Buckwheat Bâtard – Paline de Eric Kayser
Adapted from Daniel Leader’s Local Breads
Desired dough temperature 76°
Makes 4 small bâtards or 2 oval bâtards
Levain Starter: (note… the original levain formula was incorrect, this is what I found to work)
- 75g liquid levain starter
- 40g buckwheat flour
- 35 g tepid water
- 450g unbleached bread flour preferably high gluten (I used 420g Type 65)
- 50g Bio buckwheat flour(I used 80g )
- 300g water
- 20g gluten de blé (optional)
- 125g levain (do not use all of the starter from above; re-feed and store for next bake)
- 10g gray sea salt
- Take your levain out of the refrigerator and mash the levain with a whisk in a bowl with the water. Add the flour and stir with a spatula until it comes together. Place the levain in a covered container and let it sit at room temperature for 8-12 hours or until it has doubled in volume, the surface will be riddled with bubbles and have a musty aroma.
- Pour the water into a large mixing bowl or the bowl stand mixer and mash the levain with a whisk until it is dispersed. Combine the flours until all the ingredients are incorporated. Cover and let it rest for 20 minutes, while the flour hydrates and the gluten begins to develop.
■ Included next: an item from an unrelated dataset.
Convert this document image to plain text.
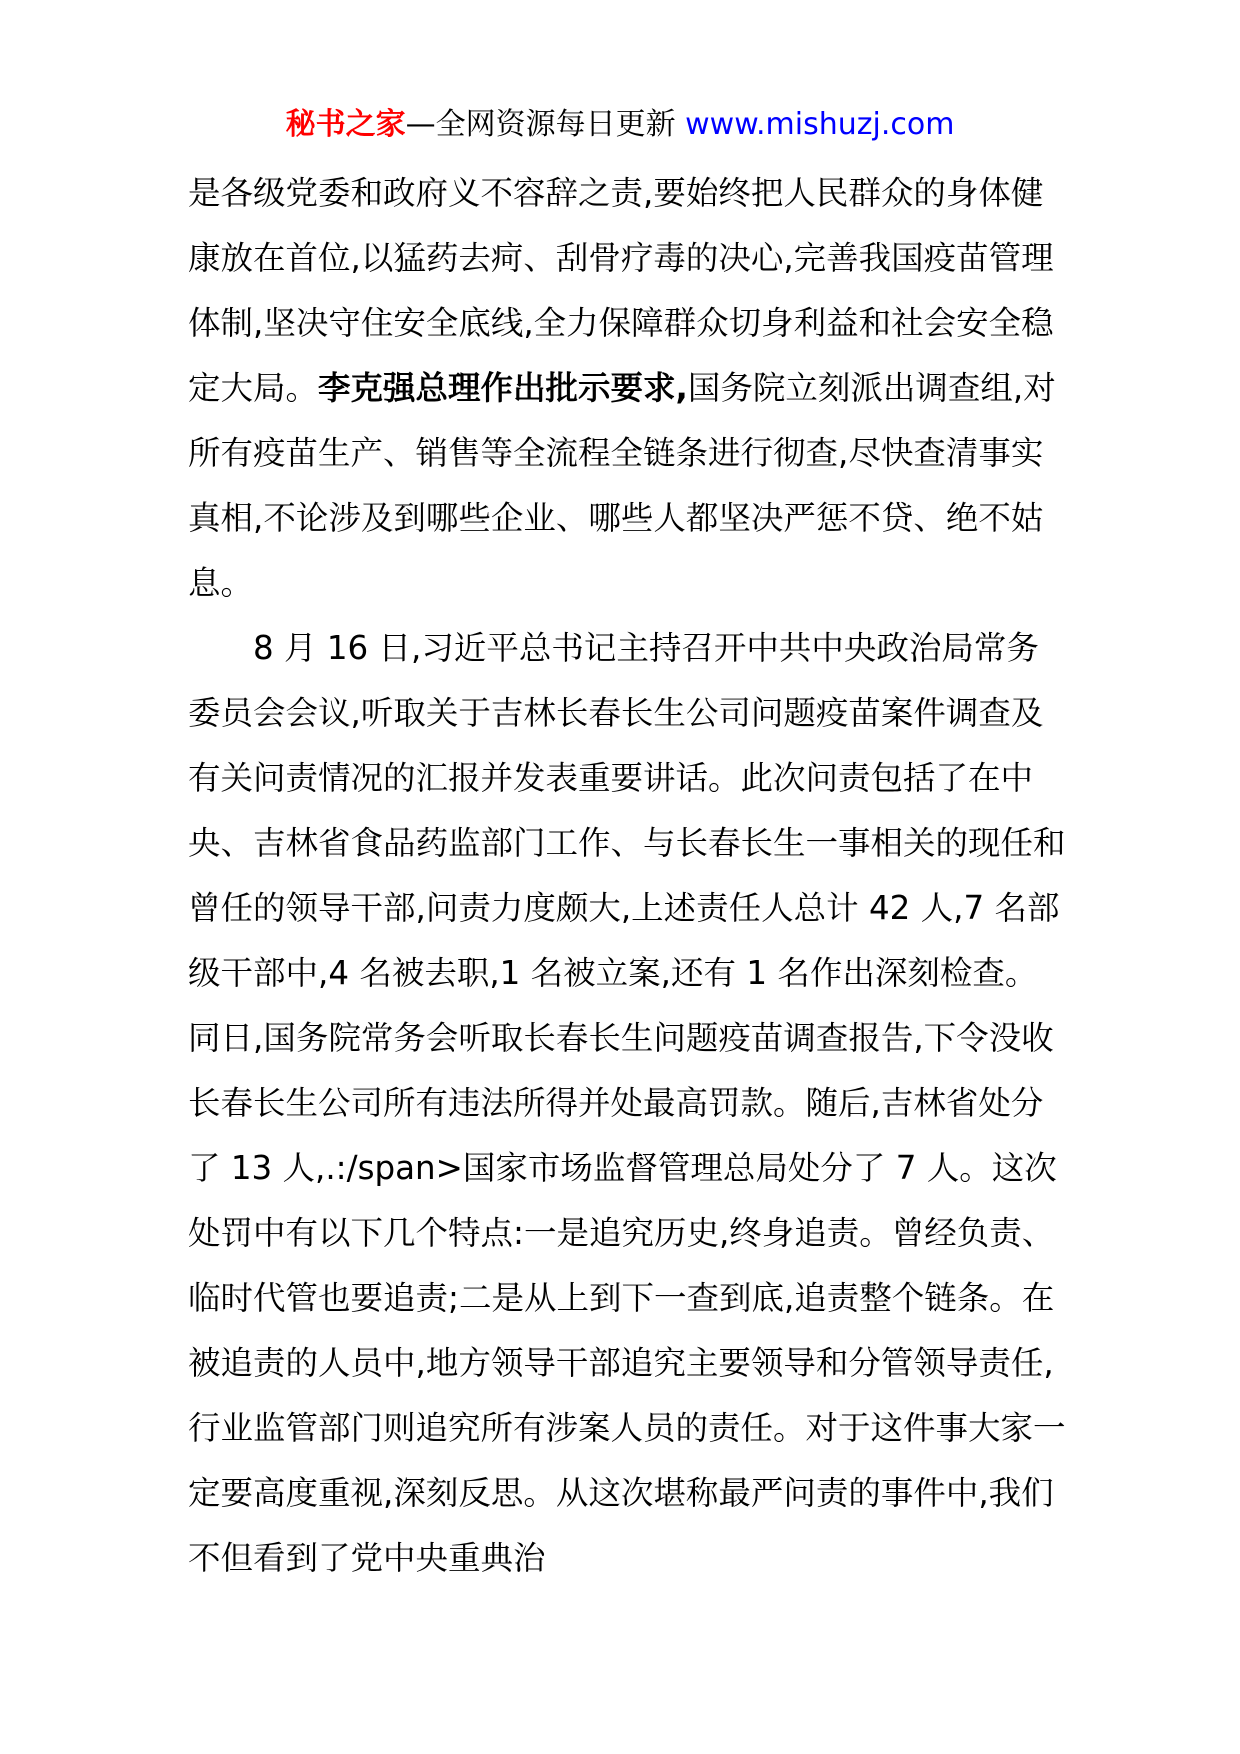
秘书之家—全网资源每日更新 www.mishuzj.com

是各级党委和政府义不容辞之责,要始终把人民群众的身体健康放在首位,以猛药去疴、刮骨疗毒的决心,完善我国疫苗管理体制,坚决守住安全底线,全力保障群众切身利益和社会安全稳定大局。李克强总理作出批示要求,国务院立刻派出调查组,对所有疫苗生产、销售等全流程全链条进行彻查,尽快查清事实真相,不论涉及到哪些企业、哪些人都坚决严惩不贷、绝不姑息。

8 月 16 日,习近平总书记主持召开中共中央政治局常务委员会会议,听取关于吉林长春长生公司问题疫苗案件调查及有关问责情况的汇报并发表重要讲话。此次问责包括了在中央、吉林省食品药监部门工作、与长春长生一事相关的现任和曾任的领导干部,问责力度颇大,上述责任人总计 42 人,7 名部级干部中,4 名被去职,1 名被立案,还有 1 名作出深刻检查。同日,国务院常务会听取长春长生问题疫苗调查报告,下令没收长春长生公司所有违法所得并处最高罚款。随后,吉林省处分了 13 人,.:/span>国家市场监督管理总局处分了 7 人。这次处罚中有以下几个特点:一是追究历史,终身追责。曾经负责、临时代管也要追责;二是从上到下一查到底,追责整个链条。在被追责的人员中,地方领导干部追究主要领导和分管领导责任,行业监管部门则追究所有涉案人员的责任。对于这件事大家一定要高度重视,深刻反思。从这次堪称最严问责的事件中,我们不但看到了党中央重典治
- Kneading By hand: Turn the dough out onto your work surface. With floured or oiled hands knead a few strokes to bring the rough mass into a ball, flatten out the dough, evenly disperse the salt and continue kneading for 12 to 15 minutes. I found that this dough to be a little on the dry side so I worked in a little water till it felt a little sticky and loose. Knead the dough using a combination of the French kneading technique and this method if the dough is really wet to start as shown in these video clips. For the first couple of minutes it will be a sticky mess on your work surface, but do not yield to the temptation of adding more flour. Stop occasionally and use your bench scraper to gather any stray dough off of your work surface. Continue until you have a good gluten development. I kneaded by hand for 15 minutes let it rest and then continued for 10 minutes more! A good work out! You should be able to gently stretch a piece of the dough into a thin membrane that you can almost see through without it tearing. By machine: Add the salt and mix at medium speed until the dough cleans up the bowl and you reach a good gluten development.
- Transfer of the dough to a lightly oiled container. Cover and let it ferment at room temperature for 3-4 hours until it has doubled in volume. (I keep the dough at a consistent temperature 76° throughout.) If you would like to get a good overall picture of the bread making process for the home baker, I highly recommend you check out Mark’s videos at the Back Home Bakery
- About one hour before baking, preheat the oven to 500° with a baking stone in the middle and a tray in the bottom of the oven for steam. I like to add one cup of water to the bottom tray a few minutes before putting the loaf in the oven to produce a moist environment for baking the proofed loaf.
- Gently turn the dough out onto a lightly floured counter, trying not to fold the dough on itself to preserve structure of the dough. Divide the dough into 4 equal pieces ( I divided it into 2 pieces)and pre-shape into round or rough rectangle, cover and let rest for 10 minutes. Shape into a bâtards (video clip) and put the seam side down on floured couch or put in banneton seam side up and cover. Proof the loaves until the indent of your floured finger springs back slowly.
- Gently transfer the bâtards onto parchment paper or floured peel, score and slide onto the baking stone, add an additional ¼ cup of water for steam if necessary and turn down the oven to 450°, continue to bake for 20 to 30 minutes. Bake the loaves until they are an even dark brown. For a good crust you want a bold bake, when you tap the bottom of the loaf you should hear a hollow thud (that is a technical term).
- Let cool on a wire rack before digging in.